Le terme inconscient est construit à partir du préfixe latin in signifiant « non » ou « contre »
et de conscire, « avoir connaissance de ». Ce terme est alors négatif, il désigne ce qui est dépourvu
de conscience. Le verbe agir supposant une volonté, une action menée pour un but, l’inconscience
semble s’y opposer. Le pronom « on » peut désigner à la fois un particulier, cette question peut
d’adresser à nous même, comme à un ensemble de personnes, voire l’humanité toute entière. De ce
fait, agir inconsciemment semble poser problème. Comment ne pas choisir et se rendre compte de
ses propres actions ? Est-il possible d’être dépossédé de sa volonté, au profit d’un mécanisme plus
fort, qui nous rendrait alors prisonnier, dans l’incapacité de contrôler nos agissements ? Pour tenter
de répondre à cela, nous nous intéresserons tout d’abord à l’action permanente de l’inconscient sur
notre corps et notre perception du monde, puis aux philosophies de l’inconscient psychique, qui
joue un rôle important dans tous les comportements d’un individu, et enfin, à ceux qui livrent une
critique de cette théorie, pensant que nous sommes maîtres de tous nos actes.

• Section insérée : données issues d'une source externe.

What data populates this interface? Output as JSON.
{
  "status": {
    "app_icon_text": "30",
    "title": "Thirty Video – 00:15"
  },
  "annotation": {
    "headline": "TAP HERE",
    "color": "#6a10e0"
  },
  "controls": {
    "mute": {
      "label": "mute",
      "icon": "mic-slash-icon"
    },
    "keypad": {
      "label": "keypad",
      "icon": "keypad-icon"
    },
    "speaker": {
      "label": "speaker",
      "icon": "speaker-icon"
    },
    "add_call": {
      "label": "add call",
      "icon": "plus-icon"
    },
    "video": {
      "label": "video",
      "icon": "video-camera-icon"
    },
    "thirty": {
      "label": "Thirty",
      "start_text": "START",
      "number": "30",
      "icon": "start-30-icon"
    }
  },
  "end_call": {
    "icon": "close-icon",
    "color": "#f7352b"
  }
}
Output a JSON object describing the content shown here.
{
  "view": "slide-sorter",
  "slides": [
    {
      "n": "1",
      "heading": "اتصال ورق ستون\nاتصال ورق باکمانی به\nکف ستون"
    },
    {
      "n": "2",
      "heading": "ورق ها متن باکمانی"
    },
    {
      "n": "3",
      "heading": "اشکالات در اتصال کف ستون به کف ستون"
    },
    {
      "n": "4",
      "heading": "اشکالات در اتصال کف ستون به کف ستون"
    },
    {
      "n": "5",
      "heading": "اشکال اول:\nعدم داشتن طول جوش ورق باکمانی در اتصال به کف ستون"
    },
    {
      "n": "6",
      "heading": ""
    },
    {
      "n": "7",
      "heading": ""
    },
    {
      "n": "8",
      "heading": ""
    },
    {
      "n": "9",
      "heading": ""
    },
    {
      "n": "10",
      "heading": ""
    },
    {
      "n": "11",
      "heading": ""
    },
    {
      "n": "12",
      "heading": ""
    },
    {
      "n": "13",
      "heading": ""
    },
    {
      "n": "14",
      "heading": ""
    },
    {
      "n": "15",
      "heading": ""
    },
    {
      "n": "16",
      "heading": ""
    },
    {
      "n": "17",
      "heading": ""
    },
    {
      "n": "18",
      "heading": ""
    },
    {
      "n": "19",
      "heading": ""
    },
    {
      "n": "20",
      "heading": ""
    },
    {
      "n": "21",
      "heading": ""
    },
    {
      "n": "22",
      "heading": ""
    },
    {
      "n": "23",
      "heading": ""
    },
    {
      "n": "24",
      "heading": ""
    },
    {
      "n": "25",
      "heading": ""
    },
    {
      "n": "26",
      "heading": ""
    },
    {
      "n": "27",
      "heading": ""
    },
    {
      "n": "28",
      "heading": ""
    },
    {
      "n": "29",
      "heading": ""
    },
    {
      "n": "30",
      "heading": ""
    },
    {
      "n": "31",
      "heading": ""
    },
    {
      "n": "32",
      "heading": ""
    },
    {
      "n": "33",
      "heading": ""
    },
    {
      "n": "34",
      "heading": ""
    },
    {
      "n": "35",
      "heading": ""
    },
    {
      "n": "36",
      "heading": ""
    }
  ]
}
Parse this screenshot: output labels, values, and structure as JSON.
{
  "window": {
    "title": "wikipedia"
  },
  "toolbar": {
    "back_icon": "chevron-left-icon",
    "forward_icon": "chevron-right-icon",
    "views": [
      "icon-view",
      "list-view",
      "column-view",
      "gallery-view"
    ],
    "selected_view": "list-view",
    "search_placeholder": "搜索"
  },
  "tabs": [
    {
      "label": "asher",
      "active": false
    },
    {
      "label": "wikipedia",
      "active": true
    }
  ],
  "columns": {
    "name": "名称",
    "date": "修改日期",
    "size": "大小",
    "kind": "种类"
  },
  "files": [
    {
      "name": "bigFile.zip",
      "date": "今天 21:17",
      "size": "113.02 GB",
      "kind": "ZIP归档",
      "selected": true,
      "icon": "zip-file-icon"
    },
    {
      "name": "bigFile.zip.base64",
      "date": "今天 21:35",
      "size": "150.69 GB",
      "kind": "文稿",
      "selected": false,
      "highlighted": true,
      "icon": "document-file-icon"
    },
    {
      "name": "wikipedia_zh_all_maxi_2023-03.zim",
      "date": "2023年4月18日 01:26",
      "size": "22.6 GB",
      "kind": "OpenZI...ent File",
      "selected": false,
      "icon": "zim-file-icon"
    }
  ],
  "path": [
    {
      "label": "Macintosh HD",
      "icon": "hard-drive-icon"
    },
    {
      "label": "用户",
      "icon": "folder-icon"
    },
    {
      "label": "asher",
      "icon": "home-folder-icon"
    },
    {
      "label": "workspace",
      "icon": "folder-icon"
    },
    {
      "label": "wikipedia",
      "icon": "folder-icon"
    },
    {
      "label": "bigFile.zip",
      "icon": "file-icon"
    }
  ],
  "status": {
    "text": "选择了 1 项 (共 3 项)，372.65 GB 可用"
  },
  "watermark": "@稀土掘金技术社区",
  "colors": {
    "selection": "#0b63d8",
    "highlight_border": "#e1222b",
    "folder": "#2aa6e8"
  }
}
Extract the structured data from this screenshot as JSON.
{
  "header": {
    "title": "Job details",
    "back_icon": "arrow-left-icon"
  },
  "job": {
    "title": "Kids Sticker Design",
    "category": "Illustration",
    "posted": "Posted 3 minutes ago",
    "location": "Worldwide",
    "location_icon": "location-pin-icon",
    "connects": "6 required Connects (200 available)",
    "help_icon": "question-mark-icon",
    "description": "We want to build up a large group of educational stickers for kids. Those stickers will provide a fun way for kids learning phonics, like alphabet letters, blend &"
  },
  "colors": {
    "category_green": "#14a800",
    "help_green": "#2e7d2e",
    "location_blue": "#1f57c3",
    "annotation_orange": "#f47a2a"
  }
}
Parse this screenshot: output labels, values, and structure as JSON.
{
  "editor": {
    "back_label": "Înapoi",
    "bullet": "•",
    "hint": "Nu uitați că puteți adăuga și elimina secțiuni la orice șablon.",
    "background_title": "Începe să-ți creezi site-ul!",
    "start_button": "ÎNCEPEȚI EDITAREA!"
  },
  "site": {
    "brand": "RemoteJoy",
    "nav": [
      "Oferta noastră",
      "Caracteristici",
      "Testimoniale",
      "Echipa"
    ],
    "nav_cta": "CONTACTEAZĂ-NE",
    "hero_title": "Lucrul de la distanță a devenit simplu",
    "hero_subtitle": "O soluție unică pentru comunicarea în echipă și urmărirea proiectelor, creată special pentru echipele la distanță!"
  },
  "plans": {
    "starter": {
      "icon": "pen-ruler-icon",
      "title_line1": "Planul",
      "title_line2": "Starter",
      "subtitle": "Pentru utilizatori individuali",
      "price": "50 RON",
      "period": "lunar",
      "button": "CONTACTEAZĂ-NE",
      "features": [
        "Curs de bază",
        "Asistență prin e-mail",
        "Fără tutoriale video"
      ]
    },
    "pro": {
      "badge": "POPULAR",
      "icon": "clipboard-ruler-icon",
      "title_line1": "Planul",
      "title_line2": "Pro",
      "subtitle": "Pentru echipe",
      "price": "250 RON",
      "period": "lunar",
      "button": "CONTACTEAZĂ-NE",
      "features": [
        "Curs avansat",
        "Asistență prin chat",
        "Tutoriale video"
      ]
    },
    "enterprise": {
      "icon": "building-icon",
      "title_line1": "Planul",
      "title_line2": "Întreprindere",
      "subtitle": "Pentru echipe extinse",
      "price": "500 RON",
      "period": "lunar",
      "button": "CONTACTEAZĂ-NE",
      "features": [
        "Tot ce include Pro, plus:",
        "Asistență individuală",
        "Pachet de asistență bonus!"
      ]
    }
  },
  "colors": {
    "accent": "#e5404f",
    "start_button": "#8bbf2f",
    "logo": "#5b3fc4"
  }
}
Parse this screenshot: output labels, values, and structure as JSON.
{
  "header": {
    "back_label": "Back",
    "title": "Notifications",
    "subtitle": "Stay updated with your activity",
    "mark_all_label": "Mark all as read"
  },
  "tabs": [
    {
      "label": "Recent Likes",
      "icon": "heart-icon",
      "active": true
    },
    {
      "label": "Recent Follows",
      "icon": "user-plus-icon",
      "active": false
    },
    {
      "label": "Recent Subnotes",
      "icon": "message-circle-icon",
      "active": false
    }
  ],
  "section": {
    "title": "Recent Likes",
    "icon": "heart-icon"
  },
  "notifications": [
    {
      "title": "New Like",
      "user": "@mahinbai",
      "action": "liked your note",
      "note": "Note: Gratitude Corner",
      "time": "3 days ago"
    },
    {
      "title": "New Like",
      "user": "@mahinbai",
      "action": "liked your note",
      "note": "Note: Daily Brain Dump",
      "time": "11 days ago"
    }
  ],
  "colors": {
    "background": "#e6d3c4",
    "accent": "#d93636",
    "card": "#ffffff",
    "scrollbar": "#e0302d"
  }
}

Tout d’abord, l’action de l’inconscient semble être indiscutable pour certains comportements de
notre corps. Cela peut valoir pour la très grande majorité des phénomènes de notre vie organique
comme la circulation du sang, la digestion, la respiration… Le corps semble pouvoir très bien se
passer de la conscience pour fonctionner. On peut ajouter à cela les réflexes naturels (comme le
clignement des paupières), mais aussi les automatismes acquis à force d’apprentissage (comme la
marche, la lecture, etc.) Ces derniers supposent, au départ, un exercice conscient, puis ils deviennent
inconscients au fur et à mesure que l’habitude s’installe. Cette conscience amène, d’ailleurs, une
forme d’action plus assurée parce que plus mécanique. De plus, l’exemple des somnambules
suggère que le corps peut, à lui seul, être capable d’actions assez complexes. Nous croyons que
notre conscience commande notre corps et que nos actions doivent nécessairement être l’effet d’une
décision consciente de notre part, mais en réalité, notre conscience nous permettrait seulement de
prendre connaissance d’une décision déjà prise par notre corps sous la forme des phénomènes qui se
déroulent dans le cerveau par exemple, qui est bien une partie du corps.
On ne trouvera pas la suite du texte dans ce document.